Tuesday, March 31, 2015  1:44 AM PDT
100,000-strong Russian army ready to advance on Ukraine – Parubij
   (Zik) --- Speaking on ICTV March 30, first deputy speaker Andrij Parubij said Russia concentrated 55,000 troops at Ukraine’s eastern border and 40,000 troops in Donbas, RBK-Ukrayina reported.
   “Russia has radically increased its military presence near and inside Ukraine in the past few months.
   There are 55,000 Russian troops at the Ukrainian border and 40,000 in Donbas, he said.
   There is a high probability of a massive Russian offensive before May 9, the Victory Day in Russia, the official stressed. 
Tuesday, March 31, 2015  12:40 AM PDT
Poland says will train 50 Ukrainian military staff this year
   WARSAW (Reuters) --- Poland will provide training to around 50 Ukrainian army instructors this year, the Polish ministry of defense said on Tuesday, a part of NATO's efforts to boost Ukraine's defense capacity as it faces a pro-Russian rebellion in the east.
   The Ukrainians will be trained in Poland, the ministry said in a statement, with the courses scheduled to take place in June, September and October this year. Other NATO countries will organize similar courses, the ministry also said.

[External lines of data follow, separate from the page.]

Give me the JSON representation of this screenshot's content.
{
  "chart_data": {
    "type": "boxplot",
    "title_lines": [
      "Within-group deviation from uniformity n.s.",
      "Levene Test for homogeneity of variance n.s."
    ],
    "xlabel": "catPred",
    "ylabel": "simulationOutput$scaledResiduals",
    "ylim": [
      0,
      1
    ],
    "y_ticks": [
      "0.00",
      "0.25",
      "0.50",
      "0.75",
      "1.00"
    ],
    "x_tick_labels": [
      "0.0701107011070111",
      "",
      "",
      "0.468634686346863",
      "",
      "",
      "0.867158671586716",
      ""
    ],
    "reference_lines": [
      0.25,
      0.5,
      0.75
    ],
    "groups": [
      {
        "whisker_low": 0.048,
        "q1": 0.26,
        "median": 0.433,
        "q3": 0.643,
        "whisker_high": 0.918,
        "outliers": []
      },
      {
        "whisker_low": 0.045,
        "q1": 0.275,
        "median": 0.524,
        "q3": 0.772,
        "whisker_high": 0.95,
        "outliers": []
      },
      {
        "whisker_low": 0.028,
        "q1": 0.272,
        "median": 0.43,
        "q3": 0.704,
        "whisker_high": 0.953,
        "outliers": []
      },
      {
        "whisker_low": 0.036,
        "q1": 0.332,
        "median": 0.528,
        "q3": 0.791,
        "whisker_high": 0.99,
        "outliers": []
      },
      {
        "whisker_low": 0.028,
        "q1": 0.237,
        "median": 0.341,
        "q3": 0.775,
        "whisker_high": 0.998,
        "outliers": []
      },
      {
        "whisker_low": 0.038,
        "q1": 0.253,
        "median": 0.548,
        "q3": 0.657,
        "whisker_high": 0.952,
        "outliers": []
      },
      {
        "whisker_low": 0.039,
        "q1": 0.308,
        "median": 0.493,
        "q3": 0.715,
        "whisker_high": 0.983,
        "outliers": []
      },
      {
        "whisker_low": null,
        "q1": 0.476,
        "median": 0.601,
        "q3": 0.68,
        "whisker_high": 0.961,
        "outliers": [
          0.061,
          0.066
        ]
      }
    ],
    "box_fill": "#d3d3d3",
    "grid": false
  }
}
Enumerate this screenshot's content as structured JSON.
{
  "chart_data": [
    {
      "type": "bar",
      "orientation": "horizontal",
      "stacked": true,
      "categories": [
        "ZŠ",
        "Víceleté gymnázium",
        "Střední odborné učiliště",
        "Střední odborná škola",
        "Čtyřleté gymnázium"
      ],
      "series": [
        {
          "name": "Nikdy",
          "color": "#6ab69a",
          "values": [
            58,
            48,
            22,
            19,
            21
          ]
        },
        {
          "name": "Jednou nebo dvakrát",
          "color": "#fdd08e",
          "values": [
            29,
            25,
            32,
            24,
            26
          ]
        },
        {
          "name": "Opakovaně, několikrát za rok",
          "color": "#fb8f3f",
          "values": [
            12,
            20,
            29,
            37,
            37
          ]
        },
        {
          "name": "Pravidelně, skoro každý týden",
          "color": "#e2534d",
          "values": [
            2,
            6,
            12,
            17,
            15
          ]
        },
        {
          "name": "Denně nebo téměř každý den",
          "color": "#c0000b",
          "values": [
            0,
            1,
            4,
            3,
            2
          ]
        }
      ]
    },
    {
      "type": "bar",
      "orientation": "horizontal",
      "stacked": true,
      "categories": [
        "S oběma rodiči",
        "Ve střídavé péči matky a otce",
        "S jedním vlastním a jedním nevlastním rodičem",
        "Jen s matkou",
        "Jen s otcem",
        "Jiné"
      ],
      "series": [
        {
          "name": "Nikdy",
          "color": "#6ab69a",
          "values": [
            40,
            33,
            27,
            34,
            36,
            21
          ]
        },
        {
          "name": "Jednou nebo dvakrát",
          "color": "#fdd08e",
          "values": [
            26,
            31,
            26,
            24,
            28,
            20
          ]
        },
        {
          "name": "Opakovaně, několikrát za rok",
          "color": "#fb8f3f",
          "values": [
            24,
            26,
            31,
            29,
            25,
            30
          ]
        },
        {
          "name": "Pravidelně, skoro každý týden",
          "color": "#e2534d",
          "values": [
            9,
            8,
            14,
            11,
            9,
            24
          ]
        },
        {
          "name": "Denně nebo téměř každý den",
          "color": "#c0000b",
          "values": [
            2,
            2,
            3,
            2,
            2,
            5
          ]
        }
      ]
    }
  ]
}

   Earlier this year, Britain said it would send 75 military personnel to Ukraine to help train its army. [ID:nL5N0VY4QG
   Poland has been one of the most outspoken critics of Russian policy towards a pro-Russian separatist rebellion in eastern Ukraine, joining Western allies in accusing Moscow of supplying help to the insurrection -- something the Kremlin denies.